Dragonfly Energy Posts Mixed Q1 2026 Results Amid RV Market Softness
Event summary
- Q1 2026 net sales of $9.7M, down 27.3% YoY, with OEM sales at $5.8M and DTC sales at $3.7M.
- Gross margin of 17.6%, down from 29.4% YoY, due to lower unit volume.
- Stevens Transport placed a $3M+ order for nearly 500 trucks post-quarter.
- Cost reduction measures expected to benefit results starting Q2 2026.
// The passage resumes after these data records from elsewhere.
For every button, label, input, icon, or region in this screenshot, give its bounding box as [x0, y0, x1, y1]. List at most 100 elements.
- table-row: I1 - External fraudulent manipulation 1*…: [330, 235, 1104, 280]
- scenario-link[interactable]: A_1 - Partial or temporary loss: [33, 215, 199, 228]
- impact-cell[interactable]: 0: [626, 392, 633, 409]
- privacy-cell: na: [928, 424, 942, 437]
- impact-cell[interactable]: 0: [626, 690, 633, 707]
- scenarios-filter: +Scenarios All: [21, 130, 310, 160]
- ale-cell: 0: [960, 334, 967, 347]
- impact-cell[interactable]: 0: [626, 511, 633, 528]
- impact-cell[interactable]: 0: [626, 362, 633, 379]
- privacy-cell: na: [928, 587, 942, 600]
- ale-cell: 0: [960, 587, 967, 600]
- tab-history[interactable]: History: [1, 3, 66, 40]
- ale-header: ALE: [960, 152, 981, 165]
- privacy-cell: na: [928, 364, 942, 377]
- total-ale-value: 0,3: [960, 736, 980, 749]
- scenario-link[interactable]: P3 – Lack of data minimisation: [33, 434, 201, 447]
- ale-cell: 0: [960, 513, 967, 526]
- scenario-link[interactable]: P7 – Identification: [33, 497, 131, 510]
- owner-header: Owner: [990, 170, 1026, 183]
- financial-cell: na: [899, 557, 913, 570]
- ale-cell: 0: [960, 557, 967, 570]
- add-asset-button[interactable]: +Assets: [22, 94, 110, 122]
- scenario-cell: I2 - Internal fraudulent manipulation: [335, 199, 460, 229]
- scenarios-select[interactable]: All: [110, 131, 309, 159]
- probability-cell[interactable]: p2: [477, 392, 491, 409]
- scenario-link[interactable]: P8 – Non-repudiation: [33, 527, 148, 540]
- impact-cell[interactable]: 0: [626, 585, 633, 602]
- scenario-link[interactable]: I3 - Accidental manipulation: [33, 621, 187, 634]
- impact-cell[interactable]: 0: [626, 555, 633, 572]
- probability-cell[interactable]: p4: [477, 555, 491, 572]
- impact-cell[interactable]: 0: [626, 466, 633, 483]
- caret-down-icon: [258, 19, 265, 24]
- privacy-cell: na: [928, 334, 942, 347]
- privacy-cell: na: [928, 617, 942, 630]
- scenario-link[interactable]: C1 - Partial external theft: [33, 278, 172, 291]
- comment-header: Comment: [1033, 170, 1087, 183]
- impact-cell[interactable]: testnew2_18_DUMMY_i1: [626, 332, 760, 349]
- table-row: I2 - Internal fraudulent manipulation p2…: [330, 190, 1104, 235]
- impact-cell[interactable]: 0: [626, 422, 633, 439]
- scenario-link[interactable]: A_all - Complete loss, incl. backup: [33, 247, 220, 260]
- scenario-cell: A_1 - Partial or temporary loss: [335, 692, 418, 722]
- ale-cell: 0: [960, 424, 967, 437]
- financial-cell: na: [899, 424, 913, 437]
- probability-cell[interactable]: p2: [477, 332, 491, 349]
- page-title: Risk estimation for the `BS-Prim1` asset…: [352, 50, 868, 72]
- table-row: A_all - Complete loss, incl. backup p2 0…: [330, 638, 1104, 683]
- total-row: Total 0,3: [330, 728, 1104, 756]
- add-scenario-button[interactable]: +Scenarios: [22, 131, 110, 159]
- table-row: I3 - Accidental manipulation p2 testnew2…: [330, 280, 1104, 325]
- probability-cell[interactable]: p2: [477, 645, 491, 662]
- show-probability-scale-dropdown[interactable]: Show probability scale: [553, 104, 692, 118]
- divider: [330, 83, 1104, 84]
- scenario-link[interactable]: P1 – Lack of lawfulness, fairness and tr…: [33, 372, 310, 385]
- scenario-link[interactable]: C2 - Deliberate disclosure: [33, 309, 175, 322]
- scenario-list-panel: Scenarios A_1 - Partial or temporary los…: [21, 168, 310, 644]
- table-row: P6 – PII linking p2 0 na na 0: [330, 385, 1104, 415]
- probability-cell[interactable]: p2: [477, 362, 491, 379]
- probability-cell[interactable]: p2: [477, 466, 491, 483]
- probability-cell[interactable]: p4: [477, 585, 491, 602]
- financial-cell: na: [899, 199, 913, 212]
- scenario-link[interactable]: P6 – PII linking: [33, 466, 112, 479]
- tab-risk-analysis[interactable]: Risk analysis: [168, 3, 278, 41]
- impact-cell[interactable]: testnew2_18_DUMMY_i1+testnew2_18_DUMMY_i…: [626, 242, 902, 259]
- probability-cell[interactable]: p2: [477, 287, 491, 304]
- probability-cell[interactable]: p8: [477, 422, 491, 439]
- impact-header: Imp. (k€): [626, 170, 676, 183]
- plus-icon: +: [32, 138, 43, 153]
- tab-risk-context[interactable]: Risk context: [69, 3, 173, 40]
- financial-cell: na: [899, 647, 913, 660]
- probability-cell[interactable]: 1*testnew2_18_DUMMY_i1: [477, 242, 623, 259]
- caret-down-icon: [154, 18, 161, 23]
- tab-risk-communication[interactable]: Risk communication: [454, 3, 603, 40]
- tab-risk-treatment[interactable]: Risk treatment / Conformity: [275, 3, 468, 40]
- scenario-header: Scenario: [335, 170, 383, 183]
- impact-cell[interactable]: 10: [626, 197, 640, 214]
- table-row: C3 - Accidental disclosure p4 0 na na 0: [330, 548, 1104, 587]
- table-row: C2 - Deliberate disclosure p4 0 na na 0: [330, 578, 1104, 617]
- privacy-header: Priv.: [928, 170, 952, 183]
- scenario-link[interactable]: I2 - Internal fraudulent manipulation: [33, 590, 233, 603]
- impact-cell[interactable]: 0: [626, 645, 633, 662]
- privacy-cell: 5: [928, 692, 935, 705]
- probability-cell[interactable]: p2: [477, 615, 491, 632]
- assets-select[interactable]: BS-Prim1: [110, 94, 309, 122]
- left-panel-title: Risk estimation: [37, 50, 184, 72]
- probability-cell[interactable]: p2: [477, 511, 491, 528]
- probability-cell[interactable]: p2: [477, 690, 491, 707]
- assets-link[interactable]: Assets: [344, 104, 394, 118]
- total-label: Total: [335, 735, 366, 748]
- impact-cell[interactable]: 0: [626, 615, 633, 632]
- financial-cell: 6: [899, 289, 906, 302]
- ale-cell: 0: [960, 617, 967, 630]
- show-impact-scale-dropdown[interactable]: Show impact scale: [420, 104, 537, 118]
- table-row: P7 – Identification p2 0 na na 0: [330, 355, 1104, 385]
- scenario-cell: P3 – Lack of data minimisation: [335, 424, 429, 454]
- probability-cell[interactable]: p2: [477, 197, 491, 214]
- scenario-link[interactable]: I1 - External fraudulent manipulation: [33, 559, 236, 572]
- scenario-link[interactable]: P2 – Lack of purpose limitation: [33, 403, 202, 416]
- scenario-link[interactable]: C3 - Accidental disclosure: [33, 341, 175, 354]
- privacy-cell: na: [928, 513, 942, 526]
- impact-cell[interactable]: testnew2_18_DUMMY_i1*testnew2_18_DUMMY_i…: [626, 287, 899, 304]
- Guided Q2 2026 net sales of $13.2M and adjusted EBITDA loss of $1.9M.
The big picture
Dragonfly Energy's Q1 2026 results reflect broader challenges in the RV market, but the company is pivoting towards higher-value OEM and commercial opportunities. The Stevens Transport order signals momentum in the heavy-duty trucking sector, a key long-term growth area. Cost reduction efforts aim to align expenses with current market conditions, setting the stage for potential profitability at higher revenue run rates.
What we're watching
- Market Recovery
- Whether the RV market will stabilize and recover as Dragonfly Energy anticipates.
- Cost Savings
- The pace at which cost reduction measures will improve profitability.
- Commercial Trucking
- How the Stevens Transport order will translate into sustained revenue growth.